MOTIVATION: Existing microbiome-based disease prediction relies on the ability of machine learning methods to differentiate disease from healthy subjects based on the observed taxa abundance across samples. Despite numerous microbes have been implicated as potential biomarkers, challenges remain due to not only the statistical nature of microbiome data, but also the lack of understanding of microbial interactions which can be indicative of the disease.

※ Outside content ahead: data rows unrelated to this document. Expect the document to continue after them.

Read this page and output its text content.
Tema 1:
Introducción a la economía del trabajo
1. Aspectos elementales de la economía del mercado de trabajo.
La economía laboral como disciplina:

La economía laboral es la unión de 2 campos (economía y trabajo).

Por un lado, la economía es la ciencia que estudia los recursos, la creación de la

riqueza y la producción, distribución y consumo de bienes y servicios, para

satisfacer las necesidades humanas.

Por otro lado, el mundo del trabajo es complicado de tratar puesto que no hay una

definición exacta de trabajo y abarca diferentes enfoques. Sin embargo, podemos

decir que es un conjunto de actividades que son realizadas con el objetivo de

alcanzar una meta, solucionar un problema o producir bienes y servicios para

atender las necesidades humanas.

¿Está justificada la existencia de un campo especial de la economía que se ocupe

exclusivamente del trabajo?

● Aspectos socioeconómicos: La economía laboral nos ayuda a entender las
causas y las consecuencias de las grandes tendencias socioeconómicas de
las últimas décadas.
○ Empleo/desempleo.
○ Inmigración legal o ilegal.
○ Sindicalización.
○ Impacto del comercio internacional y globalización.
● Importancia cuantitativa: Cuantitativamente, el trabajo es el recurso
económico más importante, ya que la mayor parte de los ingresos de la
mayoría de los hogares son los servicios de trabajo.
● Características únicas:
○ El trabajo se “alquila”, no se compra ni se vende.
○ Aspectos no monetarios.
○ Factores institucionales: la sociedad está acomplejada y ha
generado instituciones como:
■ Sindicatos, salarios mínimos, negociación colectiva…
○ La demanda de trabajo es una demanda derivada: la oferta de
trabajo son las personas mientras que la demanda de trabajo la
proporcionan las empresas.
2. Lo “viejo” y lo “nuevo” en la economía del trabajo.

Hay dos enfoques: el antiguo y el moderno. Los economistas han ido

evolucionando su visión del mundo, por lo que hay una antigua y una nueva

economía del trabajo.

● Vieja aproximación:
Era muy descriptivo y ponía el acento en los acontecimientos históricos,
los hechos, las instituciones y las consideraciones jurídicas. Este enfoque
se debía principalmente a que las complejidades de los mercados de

RESULTS: We propose CACONET (classification of Compositional-Aware COrrelation NETworks), a computational framework that learns to classify microbial correlation networks and extracts potential signature interactions, taking as input taxa relative abundance across samples and their health status. By using Bayesian compositional-aware correlation inference, a collection of posterior correlation networks can be drawn and used for graph-level classification, thus incorporating uncertainty in the estimates. CACONET then employs a deep learning approach for graph classification, achieving excellent performance metrics by exploiting the correlation structure. We test the framework on both simulated data and a large real-world dataset pertaining to microbiome samples of colorectal cancer (CRC) and healthy subjects, and identify potential network substructure characteristic of CRC microbiota. CACONET is customizable and can be adapted to further improve its utility.
AVAILABILITY: CACONET is available at https://github.com/yuanwxu/corr-net-classify.
SUPPLEMENTARY INFORMATION: Supplementary data are available at Bioinformatics online.